Quantitative Sciences, Flatiron Health, New York, NY.
Division of Health Policy and Management, College of Health Science, Korea University, Seoul, South Korea; Harvard Center for Population & Development Studies, Cambridge, MA.
Ann Epidemiol. 2020 Oct;50:7-14. doi: 10.1016/j.annepidem.2020.08.001. Epub 2020 Aug 12.
Epidemiologic studies often conflate the strength of association with predictive accuracy and build classification models based on arbitrarily selected probability cutoffs without considering the cost of misclassification. We illustrated these common pitfalls by building association, prediction, and classification models using birthweight as an exposure and child mortality and child anthropometric failure as outcomes.
Nationally representative samples of 188,819 and 164,113 children aged less than 5 years across India were used for our analysis of mortality and anthropometric failure, respectively. We assessed outcomes of neonatal, postneonatal, and child mortality as well as stunting, wasting, and underweight. Birthweight was the main exposure. We used adjusted and unadjusted logistic regression models to evaluate association strength, univariable and multivariable logistic regression models trained on 80% of the data using 10-fold cross-validation to evaluate predictive power, and classification models across a series of possible misclassification cost scenarios to evaluate classification accuracy.

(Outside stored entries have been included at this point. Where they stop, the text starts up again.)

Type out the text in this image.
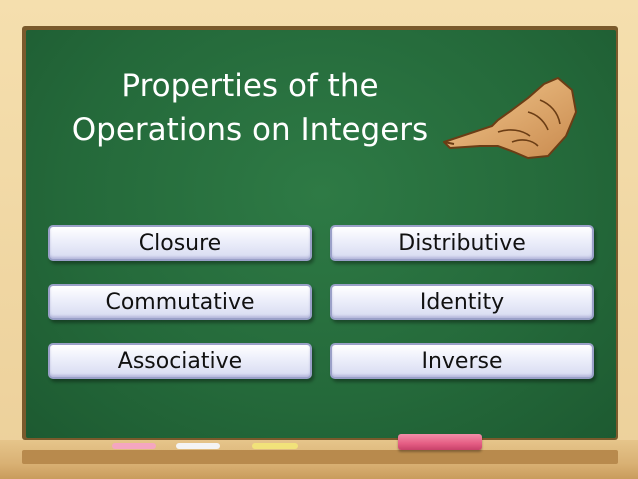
Properties of the
Operations on Integers
Closure	Distributive
Commutative	Identity
Associative	Inverse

Birthweight was strongly associated with five of six outcomes (P < .001), and associations were robust to covariate adjustment. Prediction models evaluated on the test set showed that birthweight was a poor discriminator of all outcomes (area under the curve < 0.62), and that adding birthweight to a multivariable model did not meaningfully improve discrimination. Prediction models for anthropometric failure showed substantially better calibration than prediction models for mortality. Depending on the ratio of false positive (FP) cost to false negative (FN) cost, the probability cutoff that minimized total misclassification cost ranged from 0.116 (cost ratio = 7:93) to 0.706 (cost ratio = 4:1), TPR ranged from 0.999 to 0.004, and PPV ranged from 0.355 to 0.867..
Although birthweight is strongly associated with mortality and anthropometric failure, it is a poor predictor of child health outcomes, highlighting that strong associations do not imply predictive power. We recommend that (1) future research focus on building predictive models for anthropometric failure given their clinical relevance in diagnosing individual cases, and that (2) studies that build classifiers report performance metrics across a range of cutoffs to account for variation in the cost of FPs and FNs.
流行病学研究经常将关联强度与预测准确性混淆,并基于任意选择的概率截断值构建分类模型,而不考虑分类错误的代价。我们通过使用出生体重作为暴露因素,以及儿童死亡率和儿童人体测量失败作为结局,构建关联、预测和分类模型来说明这些常见的陷阱。
我们使用来自印度的分别代表了 188819 名和 164113 名年龄小于 5 岁的儿童的全国代表性样本,对死亡率和人体测量失败进行分析。我们评估了新生儿、围生期和儿童死亡率以及发育迟缓、消瘦和体重不足的结局。出生体重是主要的暴露因素。我们使用调整后的和未调整的逻辑回归模型来评估关联强度,使用 80%的数据通过 10 折交叉验证训练单变量和多变量逻辑回归模型,以评估预测能力,以及在一系列可能的错误分类成本场景下的分类模型,以评估分类准确性。
出生体重与六个结局中的五个(P<0.001)强烈相关,并且关联在协变量调整后仍然稳健。在测试集中评估的预测模型表明,出生体重对所有结局的区分能力都很差(曲线下面积<0.62),并且在多变量模型中添加出生体重并不能显著提高区分能力。人体测量失败的预测模型比死亡率的预测模型具有更好的校准能力。根据假阳性(FP)成本与假阴性(FN)成本的比值,最小化总错误分类成本的概率截断值范围从 0.116(成本比=7:93)到 0.706(成本比=4:1),TPR 范围从 0.999 到 0.004,PPV 范围从 0.355 到 0.867。
尽管出生体重与死亡率和人体测量失败有很强的关联,但它是儿童健康结局的一个较差的预测因素,这表明强关联并不意味着预测能力。我们建议:(1)未来的研究重点是构建人体测量失败的预测模型,因为它们在诊断个体病例方面具有临床相关性;(2)构建分类器的研究报告在一系列截断值下的性能指标,以考虑 FP 和 FN 的成本变化。